In Memoriam: Gerald O'Grady

Series Site

Gerald O’Grady, who passed away on March 26, at the age of 87, was a figure of immense importance in film culture, especially within the realms of noncommercial, avant-garde, and socially-committed film and video. Chief among the enormous number of accomplishments that defined his career was his creation in the early 1970s of the Center for Media Study at the State University of New York, Buffalo, a pioneering program in the media arts that became one of the most important nodes for avant-garde practice and theory, due in large part to O’Grady’s hiring of filmmakers and artists such as Hollis Frampton, Tony Conrad, Paul Sharits, James Blue, Steina & Woody Vasulka, and Peter Weibel.

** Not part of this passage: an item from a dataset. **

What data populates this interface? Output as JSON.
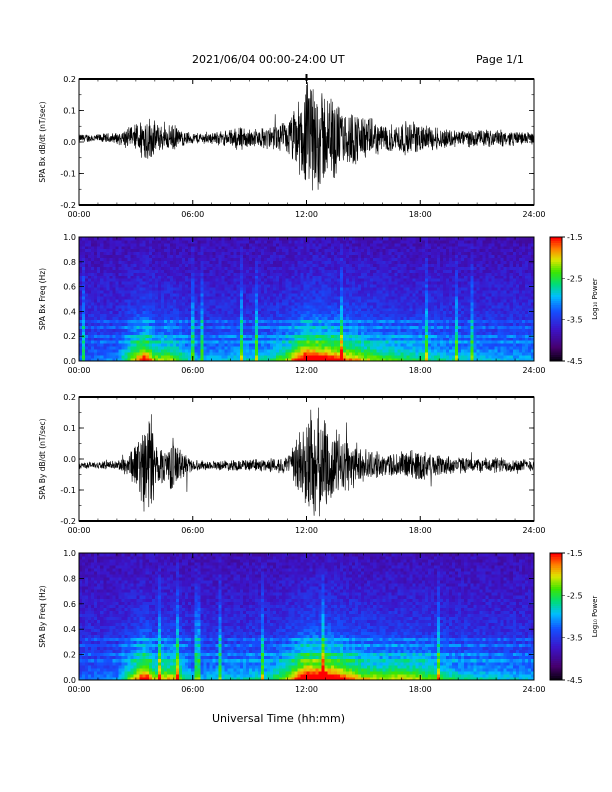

Thanks to O’Grady and his colleagues, Buffalo continues to hold a crucial place in the history of media art in the U.S. and beyond.

In addition to his work initiating and guiding the Center for Media Study (later renamed the Department of Media Study), the indefatigable O’Grady advanced the cause of media art and noncommercial moving-image culture in many ways: he founded Media Study/Buffalo, a regional community development center that operated independently of the University; he wrote innumerable important articles on a wide variety of film- and video-makers; organized a succession of seminal conferences; curated some of the most ambitious film series of the time (including “Articulated Light: The Emergence of the Abstract Film in America” and “The Films of the Civil Rights”); and created and hosted the avant-garde cinema interview program FILM-MAKERS, which was produced in 1976, and resulted in a number of avant-garde artists (from Jonas Mekas and Robert Breer to Gunvor Nelson and Richard Leacock, among many others) discussing their work in depth on public television.

To celebrate his life and work, we offer this screening of films and videos by some of the media artists who were most important to O’Grady over the years (as well as a film documenting one of the conferences O’Grady organized and led). O’Grady was a great friend and supporter of Anthology, and above all was one of the most important advocates for the realm of cinema we were founded to celebrate and protect.

Very special thanks to Christine Downing and Teri McLuhan.